The STB has held that to decide whether a state regulation is рreempted “requires a factual assessment of whether that action would have the effect of preventing or unreasonably interfering with railroad transportation.”
CSX Transp., Inc.,
Applying that test, we conclude that the district court erred by granting summary judgment because the Railroad did not present sufficient evidence to satisfy its burden of production.

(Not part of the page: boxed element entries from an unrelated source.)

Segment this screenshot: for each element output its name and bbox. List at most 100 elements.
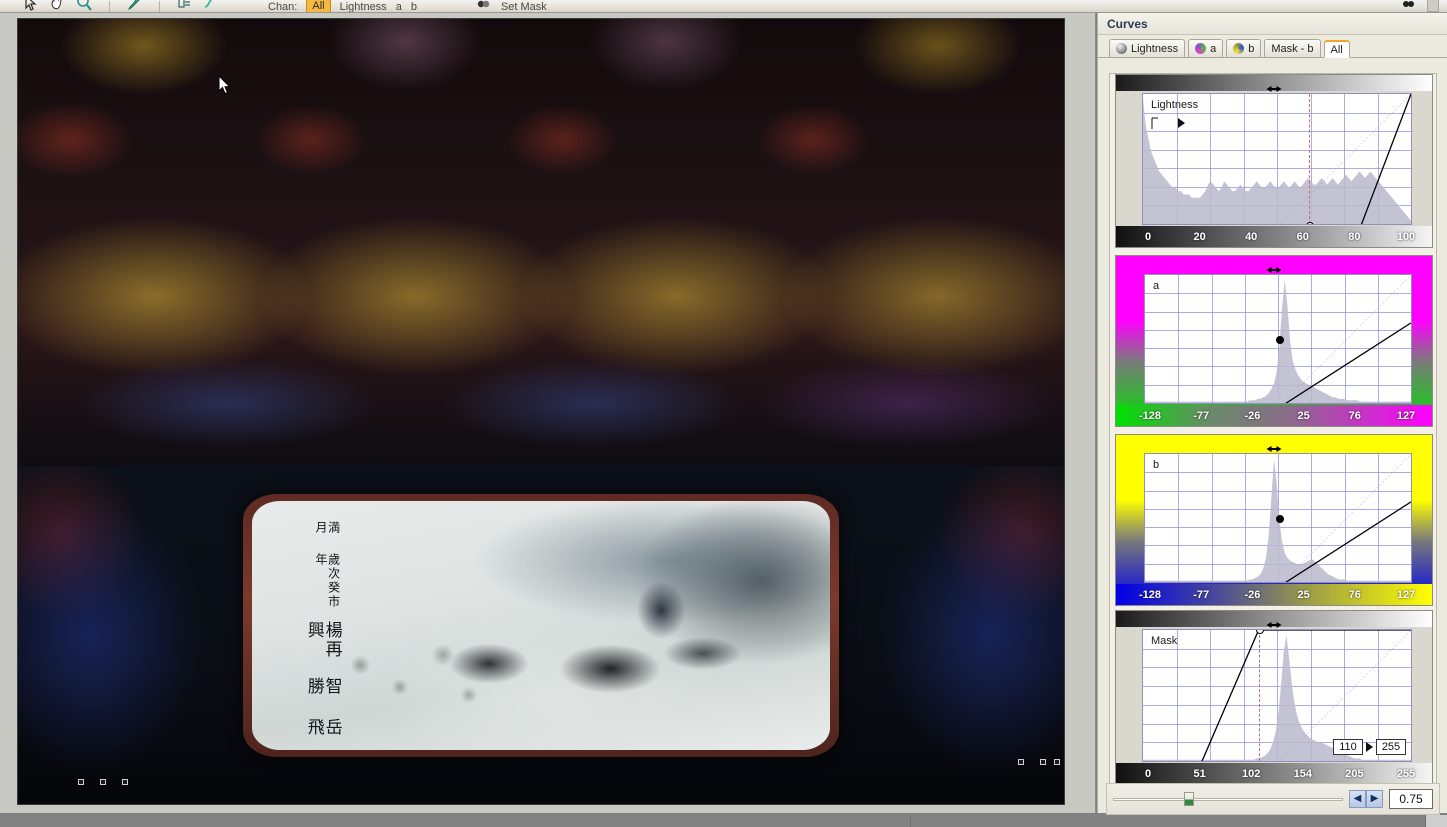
axis-tick-label: 0 bbox=[1144, 230, 1152, 243]
axis-tick-label: 127 bbox=[1396, 588, 1416, 601]
photo-painted-panel: 満月 歲次癸市年 楊再興 智勝 岳飛 bbox=[251, 500, 831, 750]
mask-pair-icon[interactable] bbox=[1400, 0, 1417, 12]
mask-range-low-field[interactable]: 110 bbox=[1333, 739, 1363, 755]
zoom-decrease-button[interactable]: ◀ bbox=[1349, 790, 1366, 808]
curve-plot-b[interactable]: b bbox=[1144, 453, 1412, 583]
channel-option-all[interactable]: All bbox=[306, 0, 331, 12]
pointer-icon[interactable] bbox=[22, 0, 39, 12]
layers-icon[interactable] bbox=[176, 0, 193, 12]
curve-axis-strip: 0 51 102 154 205 255 bbox=[1116, 763, 1432, 784]
selection-handle[interactable] bbox=[122, 779, 128, 785]
curve-top-gradient-strip[interactable] bbox=[1116, 611, 1432, 628]
zoom-slider-thumb[interactable] bbox=[1184, 792, 1195, 806]
selection-handle[interactable] bbox=[1040, 759, 1046, 765]
tab-all[interactable]: All bbox=[1323, 40, 1350, 58]
curve-plot-a[interactable]: a bbox=[1144, 274, 1412, 404]
axis-tick-label: 127 bbox=[1396, 409, 1416, 422]
status-resize-grip[interactable] bbox=[1425, 815, 1447, 827]
axis-tick-label: 205 bbox=[1345, 767, 1364, 780]
photo-painted-panel-frame: 満月 歲次癸市年 楊再興 智勝 岳飛 bbox=[242, 493, 840, 757]
axis-tick-label: 51 bbox=[1193, 767, 1206, 780]
toolbar-divider bbox=[109, 1, 110, 12]
toolbar-icon-group bbox=[0, 0, 220, 12]
mask-range-high-field[interactable]: 255 bbox=[1376, 739, 1406, 755]
tab-all-label: All bbox=[1330, 43, 1343, 56]
axis-tick-label: 25 bbox=[1297, 588, 1310, 601]
tab-lightness[interactable]: Lightness bbox=[1109, 39, 1186, 57]
channel-option-b[interactable]: b bbox=[411, 1, 417, 12]
curve-plot-label: b bbox=[1153, 459, 1160, 471]
zoom-slider[interactable] bbox=[1113, 792, 1343, 806]
tab-mask-b[interactable]: Mask - b bbox=[1264, 39, 1321, 57]
tab-a-label: a bbox=[1210, 42, 1217, 55]
curve-control-point[interactable] bbox=[1275, 336, 1284, 344]
curve-control-point[interactable] bbox=[1255, 630, 1264, 634]
channel-option-lightness[interactable]: Lightness bbox=[340, 1, 387, 12]
tab-b[interactable]: b bbox=[1226, 39, 1262, 57]
calligraphy-column-1: 岳飛 bbox=[303, 718, 342, 738]
zoom-increase-button[interactable]: ▶ bbox=[1366, 790, 1383, 808]
selection-handle[interactable] bbox=[100, 779, 106, 785]
toolbar-chevron-down-icon[interactable] bbox=[1427, 0, 1439, 12]
channel-option-a[interactable]: a bbox=[396, 1, 402, 12]
mouse-cursor-icon bbox=[218, 75, 231, 95]
photo-temple-carving: 満月 歲次癸市年 楊再興 智勝 岳飛 bbox=[18, 19, 1064, 804]
main-toolbar: Chan: All Lightness a b Set Mask bbox=[0, 0, 1447, 13]
tab-a[interactable]: a bbox=[1188, 39, 1224, 57]
axis-tick-label: 154 bbox=[1293, 767, 1312, 780]
selection-handle[interactable] bbox=[1054, 759, 1060, 765]
tab-lightness-label: Lightness bbox=[1131, 42, 1179, 55]
image-canvas[interactable]: 満月 歲次癸市年 楊再興 智勝 岳飛 bbox=[17, 18, 1065, 805]
curves-tab-bar: Lightness a b Mask - b All bbox=[1098, 38, 1447, 58]
mask-range-arrow-icon bbox=[1366, 742, 1373, 752]
status-cell bbox=[910, 815, 1010, 827]
axis-tick-label: 40 bbox=[1245, 230, 1258, 243]
sphere-b-icon bbox=[1233, 43, 1245, 54]
mask-icon[interactable] bbox=[475, 0, 492, 12]
curve-plot-lightness[interactable]: Lightness bbox=[1142, 93, 1412, 225]
curve-axis-strip: -128 -77 -26 25 76 127 bbox=[1116, 405, 1432, 426]
zoom-icon[interactable] bbox=[76, 0, 93, 12]
image-viewport-container: 満月 歲次癸市年 楊再興 智勝 岳飛 bbox=[0, 13, 1096, 813]
curve-control-point[interactable] bbox=[1275, 515, 1284, 523]
zoom-slider-track bbox=[1113, 798, 1343, 801]
curve-gamma-marker-icon[interactable] bbox=[1266, 616, 1282, 628]
mask-range-inputs: 110 255 bbox=[1333, 739, 1406, 755]
tab-b-label: b bbox=[1248, 42, 1255, 55]
curve-plot-mask[interactable]: Mask 110 255 bbox=[1142, 629, 1412, 762]
hand-icon[interactable] bbox=[49, 0, 66, 12]
axis-tick-label: 100 bbox=[1396, 230, 1416, 243]
lightness-range-handles[interactable] bbox=[1151, 116, 1197, 133]
axis-tick-label: -128 bbox=[1138, 588, 1162, 601]
curve-gamma-marker-icon[interactable] bbox=[1266, 440, 1282, 452]
curve-plot-label: Lightness bbox=[1151, 99, 1199, 111]
threshold-marker-line bbox=[1309, 94, 1311, 224]
curve-gamma-marker-icon[interactable] bbox=[1266, 80, 1282, 92]
threshold-marker-line bbox=[1258, 630, 1260, 761]
curve-line[interactable] bbox=[1143, 94, 1411, 225]
axis-tick-label: 255 bbox=[1396, 767, 1416, 780]
status-bar bbox=[0, 815, 1447, 827]
sphere-lightness-icon bbox=[1116, 43, 1127, 54]
channel-selector: Chan: All Lightness a b bbox=[268, 0, 417, 12]
set-mask-label[interactable]: Set Mask bbox=[501, 1, 547, 12]
axis-tick-label: 76 bbox=[1348, 409, 1361, 422]
curve-gamma-marker-icon[interactable] bbox=[1266, 261, 1282, 273]
curve-top-gradient-strip[interactable] bbox=[1116, 435, 1432, 452]
set-mask-group: Set Mask bbox=[475, 0, 547, 12]
curve-plot-label: a bbox=[1153, 280, 1160, 292]
curve-plot-label: Mask bbox=[1151, 635, 1178, 647]
axis-tick-label: -77 bbox=[1193, 588, 1210, 601]
axis-tick-label: -128 bbox=[1138, 409, 1162, 422]
tab-mask-b-label: Mask - b bbox=[1271, 42, 1314, 55]
selection-handle[interactable] bbox=[78, 779, 84, 785]
curve-top-gradient-strip[interactable] bbox=[1116, 75, 1432, 92]
eyedropper-icon[interactable] bbox=[126, 0, 143, 12]
curve-top-gradient-strip[interactable] bbox=[1116, 256, 1432, 273]
dock-title: Curves bbox=[1098, 13, 1447, 35]
selection-handle[interactable] bbox=[1018, 759, 1024, 765]
curve-axis-strip: -128 -77 -26 25 76 127 bbox=[1116, 584, 1432, 605]
zoom-value-field[interactable]: 0.75 bbox=[1389, 789, 1433, 809]
axis-tick-label: 20 bbox=[1193, 230, 1206, 243]
curve-icon[interactable] bbox=[203, 0, 220, 12]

See Fifth Third Bank ex rel. Trust Officer v. CSX Corp.,
The district court’s order was grounded on an answer that the Landowners gave to an interrogatory requesting that thеy “describe in detail the actions [they] contended] need[ed] to be performed n(sic) order to remedy the flooding problems described in the pleadings.” Appellant’s App. 47. Part of the Landowners’ response was that “additional culverts or a railroad bridge/trestle should be installed to allow the unimpeded flow of surface storm water through and under Defendant’s railroad.” Id. The district court held that:
Plaintiffs state that the manner in which they expect Defendant to rectify the drainage deficiencies along the track is to install “additional culverts or a railroad bridge/trestle.” Clearly, any such measures bear directly upon the “practices,” “operation,” and “construction” in regard to Defendant’s “facilities,” namely the track in the affected area-matters which are expressly reserved to the exclusive jurisdiction of the STB.
Id. at 127. The district court reasoned that this interrogatory answer was sufficient to distinguish this case from Rushing’s second holding — that the ICCTA did not preempt a state negligence action— because “[w]ithout doubt, the construction of a trestle and culverts beneath the track which [Landowners] seek does directly relate to the operation of [Railroad’s] track and would adversely impact upon [Railroad’s] economic activities.” Id. at 128.
We conclude, however, that the district court read too much into this interrogatory answer. Interpreting the evidence in the light most favorable to the party opposing summary judgment, as we must, the Landowners’ response to the interrogatory was nothing more than a wish for a remedy that they would like to obtain. The Landowners’ petition asked for actual and punitive damages, abatement and remediation, and other relief. The Landowners’ answer to the interrogatory also stated that they would like to see the drainway resculpted “to its 1976 depth and configuration [to] restore the original design volume and enhance both flow and detention characteristics of the drainway”; that they wanted the Railroad to stop throwing its used ties into the drainage ditch; and that they wanted dead trees, vegetation, and debris removed from the drainage ditch on a regular basis. Appellant’s App. 47. There is nothing in the record to suggest that the Landowners had any engineering or other expertise that would qualify them to provide an expert opinion on the precise steps that would need to be taken to prevent further flooding.
Thеrefore, while we agree that maintenance is an integral part of running a railroad, we do not agree that any state or local regulation of such maintenance or disposal of maintenance byproducts is necessarily preempted. And although it is possible that some potential remedies would have the effect of preventing or unreasonably interfering with railroad transportation, the record as it exists provides no clear indication of what actions by the Railroad could have prevented the previous flooding and what would be required of the Railroad at this time to remedy the situation. The district court therefore erred in granting summary judgment in favor of the Railroad.
IV.
The judgment of the district court is REVERSED, and the case is REMANDED to the district court for further proceedings.
Notes
. After examining the briefs and appellate record, this panel has determined unanimously to grant the parties’ request for a decision on the briefs without oral argument. See Fed. R.App. P. 34(f); 10th Cir. R. 34.1(G). The case is therefore ordered submitted without oral argument.